Мудреный опять послушно отвернулся, выдыхая дым, чуть ли не перегибаясь
через ограждение. Он привык уже флегматично молчать и в ответ на ругань и
наезды, и на такие вот бесцеремонные взгляды. Жаль, безусловно, что
ночью не наденешь солнечные очки. Но все же эта бесцеремонность выведет
из себя и святого. Дурацкие глаза. За девятнадцать лет он привык,
конечно, в какой-то степени... Его самого никогда не огорчало отражение в
зеркале. Не парились его друзья. Привыкла девушка. И только любопытные
взгляды и бестактные вопросики продолжали отравлять ему радость
существования.
«Это у вас линзы такие?» Или еще интереснее: «Это протез?» Неужели в 21
веке не смогли бы сделать протез неотличимый от натурального цвета.

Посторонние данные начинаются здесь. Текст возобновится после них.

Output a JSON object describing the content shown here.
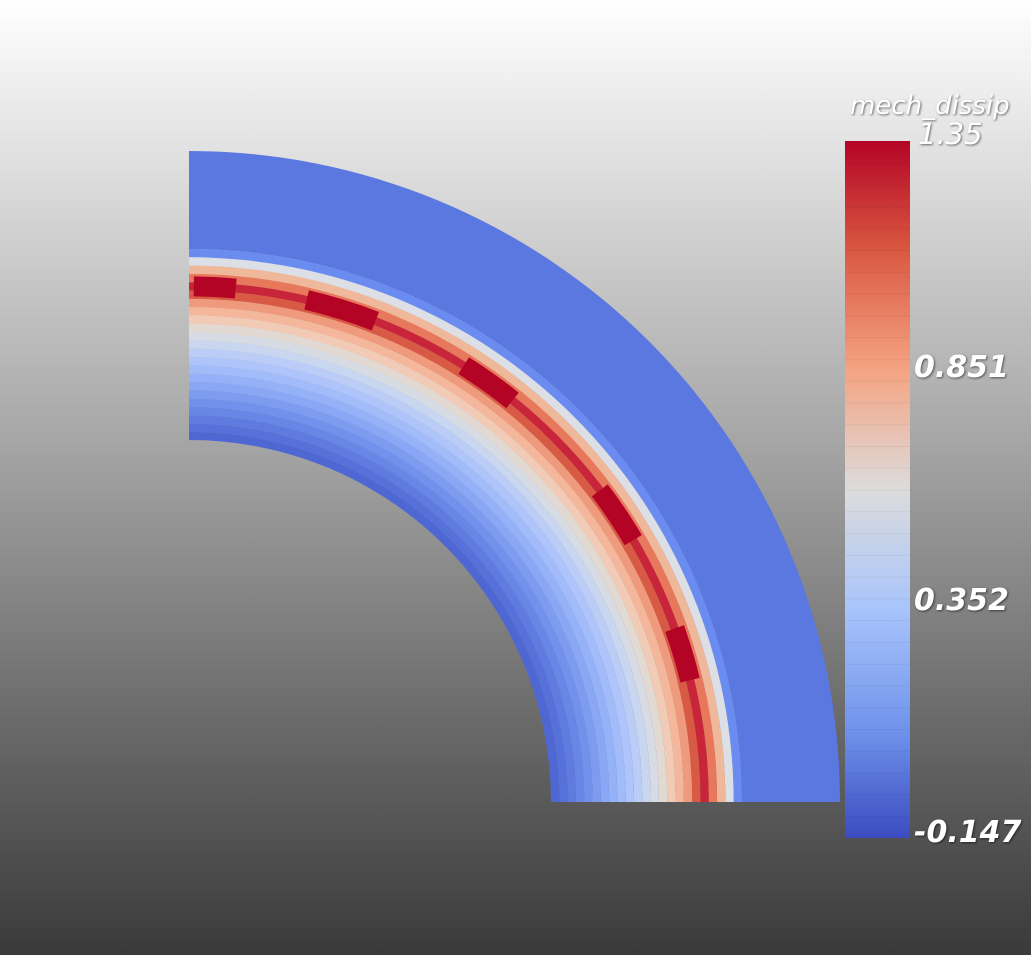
{
  "colorbar": {
    "field_name": "mech_dissip",
    "ticks": [
      "1.35",
      "0.851",
      "0.352",
      "-0.147"
    ],
    "range": [
      -0.147,
      1.35
    ],
    "colormap": "cool-to-warm",
    "colors": {
      "low": "#3b4cc0",
      "mid": "#dddddd",
      "high": "#b40426"
    }
  },
  "render": {
    "shape": "quarter-annulus",
    "outer_band_value": 0.0,
    "hotspot_value": 1.35,
    "inner_value": -0.147
  }
}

Между прочим, насчет того, чтобы купить себе линзы Мудреный иногда
всерьез задумывался. Его останавливало только то, что зрение у него было
отличное, и возиться с ежедневным уходом за ними ради одного цвета было
лень.
Мудреный не стал дожидаться, пока тетка определится, наконец, и
сформулирует уже что-то конкретное, поскольку не сомневался – чтобы бы
это ни было, ничего приятного ему не светит. Он все так же, не роняя с
лица усталого и снисходительного выражения, с которым взирали на
презренную толпу ученые и философы эпохи Возрождения, зажал зубами
сигарету, сунул обе руки в карманы джинсов, молча, обогнул скандалистку и
прошел вперед, ближе к середине очереди. Скользкого вида брюнет с
крупными карими глазами и прилизанными от грязи длинными волосами, рядом
с которым он встал, покосился на него, но промолчал.
***
Спустя еще полтора часа езды в автобусе и энное количество
прочувствованных собственными задницами километров разбитого шоссе, Стас
с Вовой уже не болтали. Они сидели, молча, погруженные каждый в свои
вязкие дремотные мысли, лишь изредка приоткрывая глаза, чтобы убедиться,
что в дорожном пейзаже по-прежнему ничего не изменилось. Места они
заняли самые, на их взгляд, козырные – в первом ряду, слева, сразу возле
двери. Напротив них, через проход, за кабиной водителя о чем-то тихо
переговаривались двое сопровождающих: энергичный рыжий верзила, уже
примелькавшийся Стасу в поезде и на вокзале, и лохматый брюнет с тяжелой
челюстью и мрачным выражением лица. В салоне многие спали. Кто-то
дремал. И только с заднего ряда доносился приглушенный, но безумно
довольный самим собой и этой офигенной жизнью ржач, и чье-то: «И че он
на это говорит преподу?. . Да ладно! А препод?», - срывающимся от смеха
шепотом.
Стас развалился на сиденье с относительным комфортом, он вытянул широко
раскинутые ноги и откинулся затылком на подголовник, закрыв глаза и
невесело усмехаясь каким-то своим мыслям. Володя лениво вглядывался
сквозь полуприкрытые веки в едва освещаемую передними фарами дорогу,
гадая, удастся ли им добраться на этом жестяном корыте до лагеря хотя бы
к обеду.
С пограничного поста они выехали первыми, однако второй автобус, серый с
бессовестно ржавыми рыжими пятнами на бортах, чисто внешне казавшийся,
по меньшей мере, на полвека старше своего собрата, неожиданно легко
обогнал их еще в самом начале пути, еще до сворота на Гагру. Теперь же, в
густой темноте южной ночи не виднелись даже его задние габариты.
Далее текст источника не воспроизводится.